During a routine business continuity review in mid-2008, Permanent General Assurance Corp. determined that its e-mail safeguards were insufficient. "Our disaster recovery strategy for 600 e-mail users was performing time-consuming daily and weekly tape backups," recalls Ernie Clapp, Permanent General's manager of network services. "We needed to modernize our strategy as well as update our archiving policies to address the new e-discovery landscape."
As a Microsoft (Redmond, Wash.) Exchange shop, the Nashville, Tenn.-based specialty auto insurer first considered in-house options. "After reviewing the cost of purchasing servers, software and bandwidth for distant replication, we decided insourcing didn't make sense," Clapp remarks.
Permanent General ($211 million in total assets) then investigated outsourcing vendors, narrowing the list of a dozen down to two. While both providers were comparable for features and cost, London-based Mimecast's software as a service unified e-mail management solution was selected for its end-user transparency/ease of use, according to Clapp. "Since Mimecast is a browser plug-in, no one needed to relearn how to use their e-mail," he explains. "They just opened up Outlook like they've always done before."
In addition to storage, recovery and archiving, the Mimecast solution also includes malware protection, Clapp notes. "We could either administer filters ourselves or explain a need to Mimecast for them to make the adjustments," he relates. "In other words, we retained control without needing to maintain or administer the system."

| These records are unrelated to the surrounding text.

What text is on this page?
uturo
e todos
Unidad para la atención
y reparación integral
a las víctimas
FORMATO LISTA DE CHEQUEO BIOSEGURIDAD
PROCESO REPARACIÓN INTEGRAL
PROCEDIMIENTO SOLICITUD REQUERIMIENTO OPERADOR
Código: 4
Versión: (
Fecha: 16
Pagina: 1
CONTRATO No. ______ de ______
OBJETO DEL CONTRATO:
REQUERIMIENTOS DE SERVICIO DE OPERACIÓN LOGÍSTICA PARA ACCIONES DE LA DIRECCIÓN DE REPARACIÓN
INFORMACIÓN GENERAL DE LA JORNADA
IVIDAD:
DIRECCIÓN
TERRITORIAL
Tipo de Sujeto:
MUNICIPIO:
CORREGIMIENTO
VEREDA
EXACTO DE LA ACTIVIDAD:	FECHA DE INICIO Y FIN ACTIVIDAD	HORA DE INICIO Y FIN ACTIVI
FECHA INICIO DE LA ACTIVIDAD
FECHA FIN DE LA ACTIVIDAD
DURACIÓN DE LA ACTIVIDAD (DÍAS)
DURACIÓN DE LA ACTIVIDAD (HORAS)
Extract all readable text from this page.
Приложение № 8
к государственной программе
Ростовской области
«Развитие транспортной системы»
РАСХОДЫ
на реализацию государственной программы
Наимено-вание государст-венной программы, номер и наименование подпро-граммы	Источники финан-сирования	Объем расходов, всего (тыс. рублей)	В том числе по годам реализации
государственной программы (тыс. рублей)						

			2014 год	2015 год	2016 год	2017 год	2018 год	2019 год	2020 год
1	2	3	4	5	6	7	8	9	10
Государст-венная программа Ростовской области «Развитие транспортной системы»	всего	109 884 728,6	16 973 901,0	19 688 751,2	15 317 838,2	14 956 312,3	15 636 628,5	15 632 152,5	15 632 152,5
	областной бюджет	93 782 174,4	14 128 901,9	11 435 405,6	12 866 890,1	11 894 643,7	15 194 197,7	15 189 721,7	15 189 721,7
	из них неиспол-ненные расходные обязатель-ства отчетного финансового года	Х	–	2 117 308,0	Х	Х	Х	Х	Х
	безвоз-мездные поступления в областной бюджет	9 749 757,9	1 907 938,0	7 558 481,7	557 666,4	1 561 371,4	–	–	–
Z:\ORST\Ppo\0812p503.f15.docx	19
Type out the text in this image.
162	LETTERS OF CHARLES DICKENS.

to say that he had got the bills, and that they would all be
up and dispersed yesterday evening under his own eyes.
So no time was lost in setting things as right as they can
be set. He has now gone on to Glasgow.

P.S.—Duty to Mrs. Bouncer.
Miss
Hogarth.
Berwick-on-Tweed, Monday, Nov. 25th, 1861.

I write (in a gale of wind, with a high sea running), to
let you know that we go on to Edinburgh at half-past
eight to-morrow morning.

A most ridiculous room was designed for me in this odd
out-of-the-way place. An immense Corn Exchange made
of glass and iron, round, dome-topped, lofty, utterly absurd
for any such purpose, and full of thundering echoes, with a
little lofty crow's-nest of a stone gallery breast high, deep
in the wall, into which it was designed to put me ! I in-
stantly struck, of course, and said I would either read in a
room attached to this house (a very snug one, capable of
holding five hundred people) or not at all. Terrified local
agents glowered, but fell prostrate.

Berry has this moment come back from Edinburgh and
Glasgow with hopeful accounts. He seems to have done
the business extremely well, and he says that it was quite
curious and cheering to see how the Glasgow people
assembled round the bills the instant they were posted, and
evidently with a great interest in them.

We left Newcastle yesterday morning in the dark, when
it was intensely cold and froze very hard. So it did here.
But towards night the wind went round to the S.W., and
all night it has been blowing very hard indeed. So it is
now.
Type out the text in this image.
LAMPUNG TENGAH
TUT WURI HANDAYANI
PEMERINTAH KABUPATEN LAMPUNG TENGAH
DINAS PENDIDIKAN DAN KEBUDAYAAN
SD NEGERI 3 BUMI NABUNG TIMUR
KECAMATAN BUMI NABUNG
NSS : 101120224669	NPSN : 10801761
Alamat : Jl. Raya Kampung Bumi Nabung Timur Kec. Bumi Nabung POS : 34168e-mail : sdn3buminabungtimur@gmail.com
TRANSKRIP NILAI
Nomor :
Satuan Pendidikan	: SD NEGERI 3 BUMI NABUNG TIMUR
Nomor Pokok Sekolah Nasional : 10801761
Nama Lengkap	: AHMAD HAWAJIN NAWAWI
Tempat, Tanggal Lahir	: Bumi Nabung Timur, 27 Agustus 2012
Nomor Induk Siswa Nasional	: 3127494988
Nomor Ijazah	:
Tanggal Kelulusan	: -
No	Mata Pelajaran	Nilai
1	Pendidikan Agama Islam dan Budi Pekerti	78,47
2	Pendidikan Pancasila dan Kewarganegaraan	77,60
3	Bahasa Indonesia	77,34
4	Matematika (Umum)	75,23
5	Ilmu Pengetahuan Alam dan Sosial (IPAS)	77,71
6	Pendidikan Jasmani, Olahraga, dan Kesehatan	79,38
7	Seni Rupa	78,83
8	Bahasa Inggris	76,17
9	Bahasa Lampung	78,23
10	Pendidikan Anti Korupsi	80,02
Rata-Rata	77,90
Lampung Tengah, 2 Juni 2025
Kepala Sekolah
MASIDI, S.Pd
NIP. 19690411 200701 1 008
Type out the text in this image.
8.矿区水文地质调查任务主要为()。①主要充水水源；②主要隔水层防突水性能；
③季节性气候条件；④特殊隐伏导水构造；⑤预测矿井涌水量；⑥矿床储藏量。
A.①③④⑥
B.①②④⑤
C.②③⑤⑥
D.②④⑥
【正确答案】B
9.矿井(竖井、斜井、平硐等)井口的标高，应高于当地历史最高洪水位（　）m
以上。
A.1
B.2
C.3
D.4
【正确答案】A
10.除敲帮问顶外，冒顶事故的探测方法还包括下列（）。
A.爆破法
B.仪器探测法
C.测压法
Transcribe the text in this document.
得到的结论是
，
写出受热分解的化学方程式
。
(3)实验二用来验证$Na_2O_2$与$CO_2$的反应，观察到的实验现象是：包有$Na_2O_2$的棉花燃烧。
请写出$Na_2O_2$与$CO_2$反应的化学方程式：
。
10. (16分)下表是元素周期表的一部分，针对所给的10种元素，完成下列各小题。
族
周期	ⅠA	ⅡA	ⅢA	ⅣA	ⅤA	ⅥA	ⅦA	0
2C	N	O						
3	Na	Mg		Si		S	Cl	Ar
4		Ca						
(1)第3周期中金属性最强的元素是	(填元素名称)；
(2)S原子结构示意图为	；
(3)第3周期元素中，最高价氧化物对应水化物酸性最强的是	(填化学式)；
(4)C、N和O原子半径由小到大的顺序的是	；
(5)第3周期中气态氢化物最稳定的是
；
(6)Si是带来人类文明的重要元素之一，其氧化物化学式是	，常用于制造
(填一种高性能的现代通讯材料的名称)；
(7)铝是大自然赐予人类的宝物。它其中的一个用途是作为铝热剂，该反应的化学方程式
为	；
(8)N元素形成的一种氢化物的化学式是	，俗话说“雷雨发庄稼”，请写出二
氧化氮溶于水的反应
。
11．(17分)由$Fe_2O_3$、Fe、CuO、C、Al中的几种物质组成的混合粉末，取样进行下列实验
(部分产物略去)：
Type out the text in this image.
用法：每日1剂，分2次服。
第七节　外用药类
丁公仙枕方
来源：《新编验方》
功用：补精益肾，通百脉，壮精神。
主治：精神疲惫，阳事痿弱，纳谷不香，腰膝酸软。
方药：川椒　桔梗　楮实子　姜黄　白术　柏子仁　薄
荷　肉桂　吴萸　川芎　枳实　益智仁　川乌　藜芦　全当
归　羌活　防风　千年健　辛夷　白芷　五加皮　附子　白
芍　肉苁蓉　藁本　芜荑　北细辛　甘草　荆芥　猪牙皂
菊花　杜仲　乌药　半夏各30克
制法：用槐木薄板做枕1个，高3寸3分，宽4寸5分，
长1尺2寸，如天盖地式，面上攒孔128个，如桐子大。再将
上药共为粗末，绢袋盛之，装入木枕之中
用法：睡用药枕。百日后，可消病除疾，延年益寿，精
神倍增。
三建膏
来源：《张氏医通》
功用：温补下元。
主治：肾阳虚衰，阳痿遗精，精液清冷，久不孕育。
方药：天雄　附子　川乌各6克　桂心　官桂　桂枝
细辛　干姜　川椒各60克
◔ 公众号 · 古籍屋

After inking a deal in late December 2008, deployment proceeded smoothly through March 2009. "We enabled journaling in Exchange and created permissions in our firewalls," Clapp says. "Then we simply pointed our Exchange records to Mimecast." Once all new e-mails were running through Mimecast, previously existing e-mails were ingested by the vendor from April through October 2009.
A Formal Retention Policy
Simultaneously, Clapp reports, Permanent General developed an e-mail retention policy to minimize e-discovery risks. "Ultimately, the biggest challenge of the entire initiative was gaining acceptance from senior management for a two-year e-mail-retention policy," reports Clapp. "Senior managers most frequently accessed e-mails older than two years, so we had to explain the legal benefits of purging old e-mails as well as the savings on storage and maintenance costs."
After listening to feedback and making policy adjustments, in August Clapp's team gave users 90 days to clean out their e-mail folders. "We also provided other mechanisms for storing important e-mails for longer than two years," Clapp points out. By November Mimecast was green-lighted to begin automatically deleting aged messages.
According to Clapp, there have been few glitches since. "The occasional hiccup has primarily resulted from a corrupted e-mail on our side and not with Mimecast," he reports. "Even so, it's no more than a couple e-mails a month, with incidents taking only seconds to clear. Using a different continuity system, a corrupted e-mail might not get noticed until it's too late to correct."
On the other hand, benefits are considerable. First, the insurer saved more than $100,000 on initial infrastructure investments alone, Clapp insists. "That's net, inclusive of our agreement with Mimecast," he asserts. "Plus, insourcing would have required increasing our infrastructure administrator head count from four to five to manage the continuity related chores."
Freed from arduous backup and restore routines, Clapp's team also is more productive, he says, adding that organizational risk is reduced by having a formal retention policy and related purging processes. Spam also has been noticeably reduced and, as yet, no virus outbreaks have occurred, Clapp continues. "In short, we had a cost-effective, robust archiving and business continuity system up and running in under three months where none existed before," he says.
Furthermore, the initiative's success has set a positive tone. "It's created a comfort level among executive management for cloud computing, opening doors for other projects," Clapp relates. "After all, we're not in the IT business -- we're in the insurance business. We don't always need to become experts in every technology. Instead, we can leverage the cloud if an in-house solution isn't a good fit for us."
Case Study Snapshot
Company: Permanent General Assurance Corp. (Nashville, Tenn.; $211 million in total assets).
Lines of Business: Specialty automobile.
Vendor/Technology: Mimecast (London) software-as-a-service unified e-mail management solution.
Challenge: Modernize e-mail archiving, continuity and disaster recovery capabilities.